Earlier this month, Google announced that it is expanding its Google Glass testing pool to get more testers and collect additional input for the still-evolving project. The company is inviting interested applicants to submit proposals through Feb. 27 for a chance to buy an early model and become a part of its continuing development.
So far, Glass has only been available to developers who attended the annual Google I/O Conference in June 2012, where the devices were unveiled officially. Those developers were given the first chances to buy the first "Explorer Edition" units of the product for $1,500 each when they are offered for sale this year.

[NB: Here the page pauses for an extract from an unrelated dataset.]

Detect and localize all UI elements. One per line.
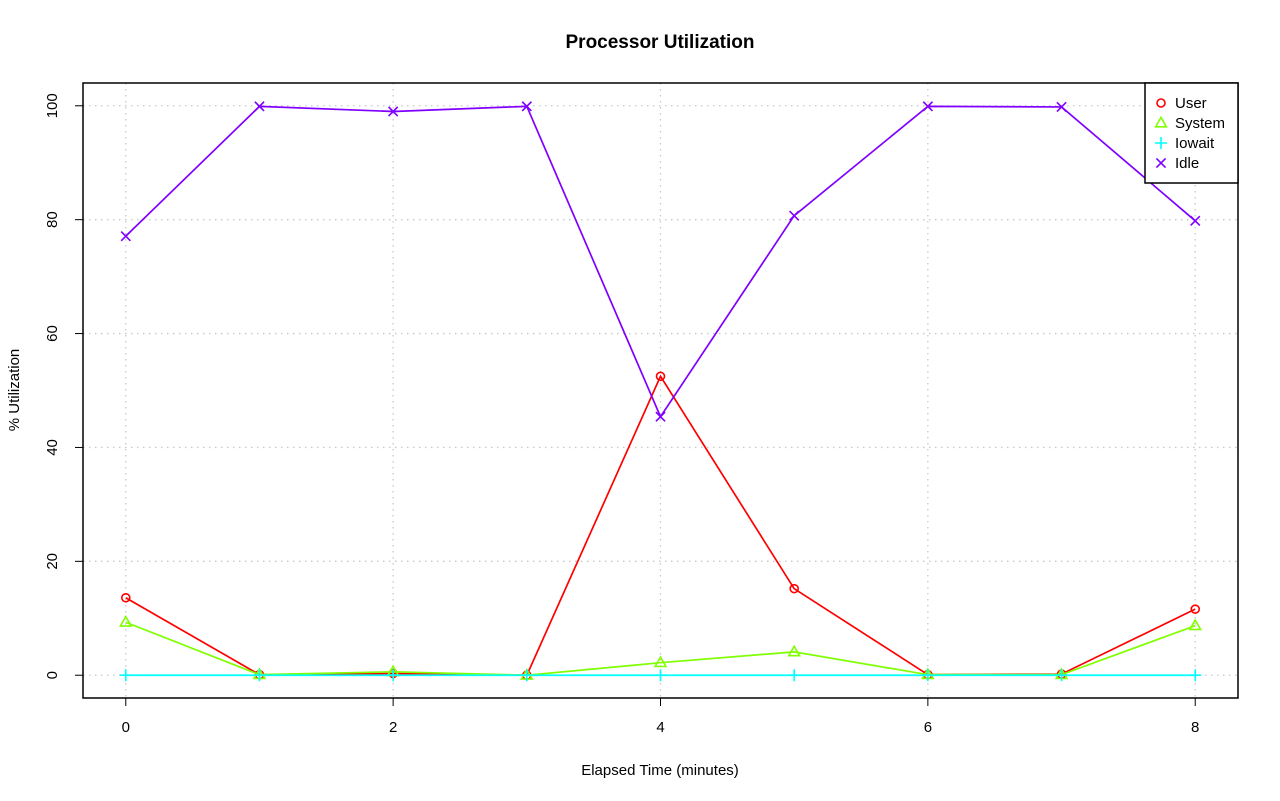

Now, though, Google is ready to expand the testing to the general public, with some conditions, according to the company. The biggest caveat is that participants who are chosen would first have to buy a set of Glass for $1,500 plus taxes.
As part of the expanded testing program, Google also unveiled some cool new details about Glass through a brief video that explores some of its early capabilities.
Google recently held two "hackathon" events in New York City and San Francisco as part of its "Glass Foundry" program to collect developer input for the devices with an emphasis on developing the Google Mirror API. Attendees were given access to a Glass device for use and testing.
The company will also hold a Building New Experiences with Glass session March 11 at the South by Southwest (SXSW) conference to further the project's development.
Google also recently unveiled that the Glass devices will transmit sound to its users via vibrations through human bones rather than relying on traditional speakers.
The basic components of Glass feature an Android-powered display, a tiny Webcam, a GPS locator and an Internet connection node built into one side of a pair of glasses. The glasses are lightweight and may or may not have lenses.
An actual Google Glass device was spotted in public Jan. 21 being used by Google co-founder Brin on a New York subway train.